What FindZebra does, according to the search site's FAQ page, is index 31,114 articles from a variety of freely available resources, including: Orphanet: an online rare disease and orphan drug data base; The National Organization for Rare Disorders (NORD); The Genetic and Rare Diseases Information Center (GARD); Swedish Information Centre for Rare Diseases; m-Power Rare Disease Database; Health On the Net Foundation; and Wikipedia.

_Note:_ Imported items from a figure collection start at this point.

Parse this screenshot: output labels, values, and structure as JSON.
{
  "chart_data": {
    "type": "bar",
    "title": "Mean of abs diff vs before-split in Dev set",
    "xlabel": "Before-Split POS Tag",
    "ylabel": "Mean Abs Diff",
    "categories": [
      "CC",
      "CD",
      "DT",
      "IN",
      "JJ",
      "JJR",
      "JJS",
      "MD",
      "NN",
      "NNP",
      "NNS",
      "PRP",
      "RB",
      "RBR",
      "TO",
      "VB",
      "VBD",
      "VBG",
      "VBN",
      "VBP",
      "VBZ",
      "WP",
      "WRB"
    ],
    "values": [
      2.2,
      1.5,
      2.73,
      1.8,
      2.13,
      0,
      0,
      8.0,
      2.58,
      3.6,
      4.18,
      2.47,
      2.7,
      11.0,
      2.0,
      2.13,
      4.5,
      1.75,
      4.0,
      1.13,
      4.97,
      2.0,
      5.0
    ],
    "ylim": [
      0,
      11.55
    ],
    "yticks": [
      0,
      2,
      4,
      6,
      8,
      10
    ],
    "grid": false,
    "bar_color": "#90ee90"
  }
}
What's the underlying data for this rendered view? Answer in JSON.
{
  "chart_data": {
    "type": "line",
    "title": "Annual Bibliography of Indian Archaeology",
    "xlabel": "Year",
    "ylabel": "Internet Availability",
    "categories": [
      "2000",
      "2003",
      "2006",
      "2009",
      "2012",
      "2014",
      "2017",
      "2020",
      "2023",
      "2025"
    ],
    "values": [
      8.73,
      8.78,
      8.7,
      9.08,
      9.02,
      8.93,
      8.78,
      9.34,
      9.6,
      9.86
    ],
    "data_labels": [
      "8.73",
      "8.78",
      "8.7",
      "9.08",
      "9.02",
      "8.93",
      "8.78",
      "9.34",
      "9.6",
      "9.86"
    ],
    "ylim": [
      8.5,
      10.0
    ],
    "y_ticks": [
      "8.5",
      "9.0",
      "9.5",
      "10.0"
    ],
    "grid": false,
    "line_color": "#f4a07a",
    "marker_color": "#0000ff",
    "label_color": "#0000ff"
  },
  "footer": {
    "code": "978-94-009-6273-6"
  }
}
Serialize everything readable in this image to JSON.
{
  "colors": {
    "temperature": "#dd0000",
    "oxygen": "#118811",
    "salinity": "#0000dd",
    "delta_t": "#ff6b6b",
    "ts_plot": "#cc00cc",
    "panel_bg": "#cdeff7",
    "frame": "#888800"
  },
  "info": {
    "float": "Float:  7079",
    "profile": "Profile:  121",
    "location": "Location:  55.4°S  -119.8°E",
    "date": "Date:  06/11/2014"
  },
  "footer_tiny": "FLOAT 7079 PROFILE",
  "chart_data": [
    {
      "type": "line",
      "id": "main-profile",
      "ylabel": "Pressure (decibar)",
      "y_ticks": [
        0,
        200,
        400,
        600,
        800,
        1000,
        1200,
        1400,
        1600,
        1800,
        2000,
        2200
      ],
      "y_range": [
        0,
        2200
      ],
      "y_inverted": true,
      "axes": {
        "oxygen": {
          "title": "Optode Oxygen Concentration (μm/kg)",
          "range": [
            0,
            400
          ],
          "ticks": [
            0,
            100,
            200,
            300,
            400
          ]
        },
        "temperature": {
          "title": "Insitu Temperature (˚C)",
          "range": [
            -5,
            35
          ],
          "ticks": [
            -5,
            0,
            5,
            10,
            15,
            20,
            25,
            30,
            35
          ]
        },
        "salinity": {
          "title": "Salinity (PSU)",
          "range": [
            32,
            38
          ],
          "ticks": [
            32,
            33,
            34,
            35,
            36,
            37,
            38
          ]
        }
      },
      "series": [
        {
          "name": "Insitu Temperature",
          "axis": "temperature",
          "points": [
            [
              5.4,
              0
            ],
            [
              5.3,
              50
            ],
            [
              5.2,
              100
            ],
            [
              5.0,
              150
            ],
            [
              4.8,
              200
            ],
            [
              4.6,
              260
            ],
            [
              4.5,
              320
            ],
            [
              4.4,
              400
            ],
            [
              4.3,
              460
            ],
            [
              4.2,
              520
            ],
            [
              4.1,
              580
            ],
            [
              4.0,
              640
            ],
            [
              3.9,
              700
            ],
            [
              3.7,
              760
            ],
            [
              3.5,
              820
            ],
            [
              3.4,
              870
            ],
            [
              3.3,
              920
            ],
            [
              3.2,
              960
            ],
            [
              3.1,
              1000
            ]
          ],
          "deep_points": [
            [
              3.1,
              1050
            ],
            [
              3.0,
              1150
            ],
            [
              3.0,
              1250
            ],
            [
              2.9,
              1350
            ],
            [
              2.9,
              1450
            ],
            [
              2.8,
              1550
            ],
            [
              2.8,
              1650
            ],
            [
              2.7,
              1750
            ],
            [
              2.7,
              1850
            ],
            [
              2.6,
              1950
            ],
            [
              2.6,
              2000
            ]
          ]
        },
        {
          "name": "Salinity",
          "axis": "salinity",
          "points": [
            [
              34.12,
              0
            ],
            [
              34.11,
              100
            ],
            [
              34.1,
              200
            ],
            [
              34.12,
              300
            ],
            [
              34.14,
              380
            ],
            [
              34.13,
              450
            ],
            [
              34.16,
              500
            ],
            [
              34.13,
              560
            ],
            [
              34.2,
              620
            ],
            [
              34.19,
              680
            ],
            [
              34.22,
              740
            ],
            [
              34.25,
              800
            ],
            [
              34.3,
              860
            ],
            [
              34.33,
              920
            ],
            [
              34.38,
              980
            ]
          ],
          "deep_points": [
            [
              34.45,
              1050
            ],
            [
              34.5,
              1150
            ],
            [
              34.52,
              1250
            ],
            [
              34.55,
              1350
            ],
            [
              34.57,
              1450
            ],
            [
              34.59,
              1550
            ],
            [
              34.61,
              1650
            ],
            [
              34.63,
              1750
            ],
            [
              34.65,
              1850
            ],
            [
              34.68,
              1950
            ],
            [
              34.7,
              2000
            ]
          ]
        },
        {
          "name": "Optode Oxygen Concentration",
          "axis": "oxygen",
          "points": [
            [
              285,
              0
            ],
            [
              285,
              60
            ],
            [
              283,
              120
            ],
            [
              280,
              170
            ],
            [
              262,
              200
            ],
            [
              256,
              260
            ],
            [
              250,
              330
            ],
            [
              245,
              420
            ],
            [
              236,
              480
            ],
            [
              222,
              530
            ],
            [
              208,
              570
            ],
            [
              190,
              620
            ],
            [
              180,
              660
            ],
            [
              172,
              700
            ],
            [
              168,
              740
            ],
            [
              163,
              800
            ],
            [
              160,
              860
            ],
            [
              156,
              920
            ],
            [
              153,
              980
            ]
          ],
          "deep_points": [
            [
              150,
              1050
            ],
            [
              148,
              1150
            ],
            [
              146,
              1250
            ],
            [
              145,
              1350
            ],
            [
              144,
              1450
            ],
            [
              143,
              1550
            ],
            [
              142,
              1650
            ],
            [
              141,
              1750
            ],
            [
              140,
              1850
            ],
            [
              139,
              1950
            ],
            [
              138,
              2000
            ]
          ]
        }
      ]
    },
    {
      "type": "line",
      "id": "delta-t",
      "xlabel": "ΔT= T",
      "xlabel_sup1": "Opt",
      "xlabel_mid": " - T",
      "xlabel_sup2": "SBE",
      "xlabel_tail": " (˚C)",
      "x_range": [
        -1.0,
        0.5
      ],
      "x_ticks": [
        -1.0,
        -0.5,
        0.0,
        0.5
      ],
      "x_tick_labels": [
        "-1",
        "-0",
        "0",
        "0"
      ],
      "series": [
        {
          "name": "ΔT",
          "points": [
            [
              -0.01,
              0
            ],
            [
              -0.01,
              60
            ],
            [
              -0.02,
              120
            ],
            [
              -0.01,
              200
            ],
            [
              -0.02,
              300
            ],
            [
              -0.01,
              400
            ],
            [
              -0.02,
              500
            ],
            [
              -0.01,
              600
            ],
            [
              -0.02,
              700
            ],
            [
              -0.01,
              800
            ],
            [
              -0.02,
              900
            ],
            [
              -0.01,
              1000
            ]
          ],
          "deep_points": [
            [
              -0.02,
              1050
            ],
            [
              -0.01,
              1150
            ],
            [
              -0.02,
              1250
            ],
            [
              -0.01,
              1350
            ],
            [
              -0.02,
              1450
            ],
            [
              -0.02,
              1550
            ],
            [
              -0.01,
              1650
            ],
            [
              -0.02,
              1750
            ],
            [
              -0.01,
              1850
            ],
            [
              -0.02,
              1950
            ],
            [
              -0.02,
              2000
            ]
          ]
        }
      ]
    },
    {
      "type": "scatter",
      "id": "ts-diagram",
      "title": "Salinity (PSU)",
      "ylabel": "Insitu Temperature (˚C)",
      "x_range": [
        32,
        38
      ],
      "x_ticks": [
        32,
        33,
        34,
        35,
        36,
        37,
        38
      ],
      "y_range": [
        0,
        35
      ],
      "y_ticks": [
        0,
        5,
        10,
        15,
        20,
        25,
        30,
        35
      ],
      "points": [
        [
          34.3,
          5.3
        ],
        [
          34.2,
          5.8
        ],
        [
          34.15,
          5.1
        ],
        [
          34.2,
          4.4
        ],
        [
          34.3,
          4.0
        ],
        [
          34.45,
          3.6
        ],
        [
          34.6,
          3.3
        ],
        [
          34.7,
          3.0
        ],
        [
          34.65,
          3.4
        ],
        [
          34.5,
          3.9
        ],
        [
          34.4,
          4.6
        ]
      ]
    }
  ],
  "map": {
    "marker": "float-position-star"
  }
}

The FindZebra project website, which includes methodology details, explains the basics this way: "This project addresses the task of searching for relevant rare diseases given a query of patient data. The patient data is given as free text, which means that the queries do not have to use a controlled vocabulary or specific query language restrictions as in conventional diagnostic assistance systems. The patient data submitted as a query to the information retrieval (IR) system could consist of patient age, gender, demographic information, symptoms, evidence of diseases, test results, previous diagnoses, and other information that a clinician might find relevant in the differential diagnosis."
As for results, here's the researcher's summary for an article in Medical Informatics: "FindZebra outperforms Google Search in both default set-up and customized to the resources used by FindZebra. We extend FindZebra with specialized functionalities exploiting medical ontological information and UMLS medical concepts to demonstrate different ways of displaying the retrieved results to medical experts. Our results indicate that a specialized search engine can improve the diagnostic quality without compromising the ease of use of the currently widely popular standard web search."
Compromising the sleep of hypochondriacs may be another matter.